「女は抱かれて鮎になる」作詞:荒木とよひさ作曲弦哲也

ではさっそく、この歌の歌詞から歌の真意を紐解いてみましょう。

女は心で泣いている

風が鳴く 雲が啼く
霧に隠れて 山が哭く
恋に疲れた 旅ならば
心はとっくに 泣いている

出典: 女は抱かれて鮎になる/作詞:荒木とよひさ 作曲:弦哲也

この歌は失恋し疲れきった女性の傷心旅行を歌っています。

人里離れた奥深い山の麓にある旅館にでも宿泊したのでしょうか。

「恋に疲れた旅ならば 心はとっくに泣いている」

多分、これまでに散々泣きはらしたのではないでしょうか、これ以上流す涙もないほどに……。

心はとっくに泣いている、つまり流す涙はないけれど心でずっと泣いているのです。

別れた男が忘れられない

湯煙りの 日暮れ里
蝉しぐれ かくれ宿
一日分の 悲しみを
洗い流して 拭きとるけれど
渇き切れない 洗い髪
あなたを今も 恋しがる
抱いて 抱いて もう一度
抱かれりゃ 鮎になれるから

出典: 女は抱かれて鮎になる/作詞:荒木とよひさ 作曲:弦哲也

旅の疲れ、恋の疲れを流すために温泉に入りましたが、そんなものでは流しきれないのです。

一人になってみたものの、男のことを忘れることができません。

「抱いて抱いてもう一度 抱かれりゃ鮎になれるから」

ここに登場する鮎とは、魚のことを指しているのではありません。

比喩的表現だからより官能的

驚いたことに大御所作詞家・なかにし礼先生歌詞の中でを使われています。

曲は石川さゆりの大ヒット曲「風の盆恋歌」です。

私あなたの 腕の中
跳ねてはじけて 鮎になる
この命 ほしいなら
いつでも死んで みせますわ
夜に泣いてる 三味の音

出典: 女は抱かれて鮎になる/作詞:荒木とよひさ 作曲:弦哲也

「女は抱かれて鮎になる」を作詞した荒木とよひさ、そして「風の盆恋歌」を作詞したなかにし礼、ともに女性を鮎にたとえています

もしかしたら女性=鮎は、演歌の決まりごとなのかもしれません。

男女の営みを鮎にたとえるなんて、演歌ならではの世界観ではないでしょうか。
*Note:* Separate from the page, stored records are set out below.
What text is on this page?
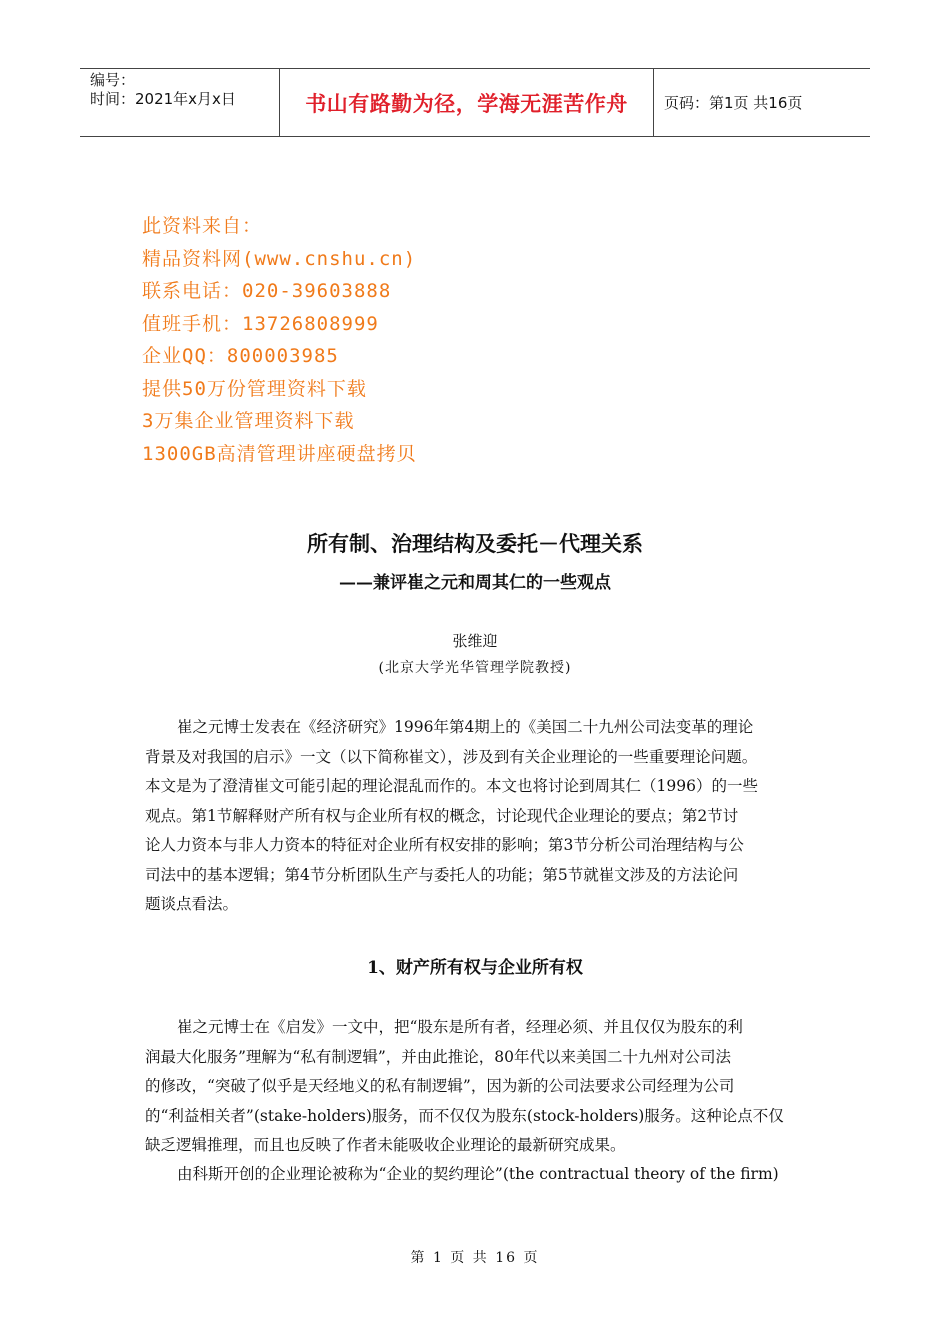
编号：
时间：2021年x月x日	书山有路勤为径，学海无涯苦作舟	页码：第1页 共16页
此资料来自：
精品资料网(www.cnshu.cn)
联系电话：020-39603888
值班手机：13726808999
企业QQ：800003985
提供50万份管理资料下载
3万集企业管理资料下载
1300GB高清管理讲座硬盘拷贝
所有制、治理结构及委托－代理关系
——兼评崔之元和周其仁的一些观点
张维迎
(北京大学光华管理学院教授)
崔之元博士发表在《经济研究》1996年第4期上的《美国二十九州公司法变革的理论
背景及对我国的启示》一文（以下简称崔文），涉及到有关企业理论的一些重要理论问题。
本文是为了澄清崔文可能引起的理论混乱而作的。本文也将讨论到周其仁（1996）的一些
观点。第1节解释财产所有权与企业所有权的概念，讨论现代企业理论的要点；第2节讨
论人力资本与非人力资本的特征对企业所有权安排的影响；第3节分析公司治理结构与公
司法中的基本逻辑；第4节分析团队生产与委托人的功能；第5节就崔文涉及的方法论问
题谈点看法。
1、财产所有权与企业所有权
崔之元博士在《启发》一文中，把“股东是所有者，经理必须、并且仅仅为股东的利
润最大化服务”理解为“私有制逻辑”，并由此推论，80年代以来美国二十九州对公司法
的修改，“突破了似乎是天经地义的私有制逻辑”，因为新的公司法要求公司经理为公司
的“利益相关者”(stake-holders)服务，而不仅仅为股东(stock-holders)服务。这种论点不仅
缺乏逻辑推理，而且也反映了作者未能吸收企业理论的最新研究成果。
由科斯开创的企业理论被称为“企业的契约理论”(the contractual theory of the firm)
第 1 页 共 16 页
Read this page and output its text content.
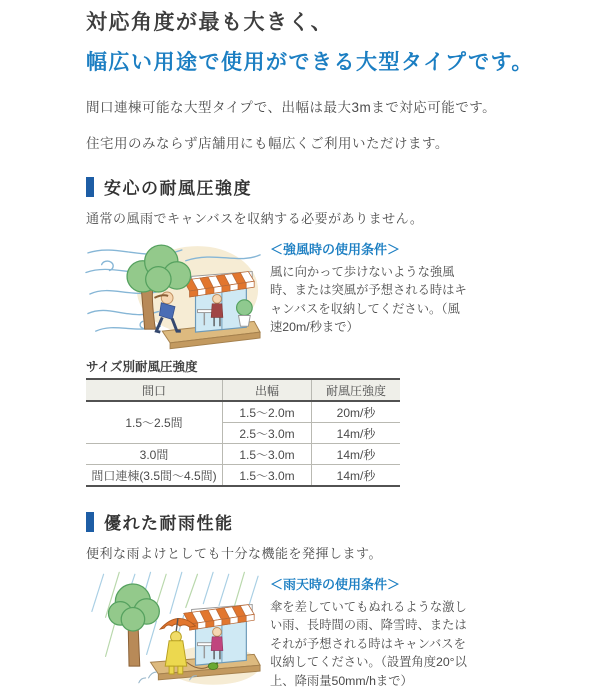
対応角度が最も大きく、
幅広い用途で使用ができる大型タイプです。

間口連棟可能な大型タイプで、出幅は最大3mまで対応可能です。

住宅用のみならず店舗用にも幅広くご利用いただけます。

安心の耐風圧強度

通常の風雨でキャンバスを収納する必要がありません。

＜強風時の使用条件＞

風に向かって歩けないような強風時、または突風が予想される時はキャンバスを収納してください。（風速20m/秒まで）

サイズ別耐風圧強度

間口	出幅	耐風圧強度
1.5～2.5間	1.5～2.0m	20m/秒
	2.5～3.0m	14m/秒
3.0間	1.5～3.0m	14m/秒
間口連棟(3.5間～4.5間)	1.5～3.0m	14m/秒
優れた耐雨性能

便利な雨よけとしても十分な機能を発揮します。

＜雨天時の使用条件＞

傘を差していてもぬれるような激しい雨、長時間の雨、降雪時、またはそれが予想される時はキャンバスを収納してください。（設置角度20°以上、降雨量50mm/hまで）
生々しい男と女の色恋より、鮎にたとえるほうがずっと官能的ですね。

演歌の歌詞は奥深い

女は抱かれて鮎になる(坂本冬美)の隠された歌詞の意味を徹底解釈!ドラマEDにもなった今作を紹介♪の画像

いかがでしたでしょうか。

「女は抱かれて鮎になる」タイトルだけみると唐突すぎて何だかよくわかりませんが、歌詞を紐解いてみると大人の恋、大人の愛、実に官能的な世界を描いているのです

これは日本の演歌の特徴でもあります。男女の生々しい色恋を、抽象的に比喩的に描くことでより一層官能度を増しているのです。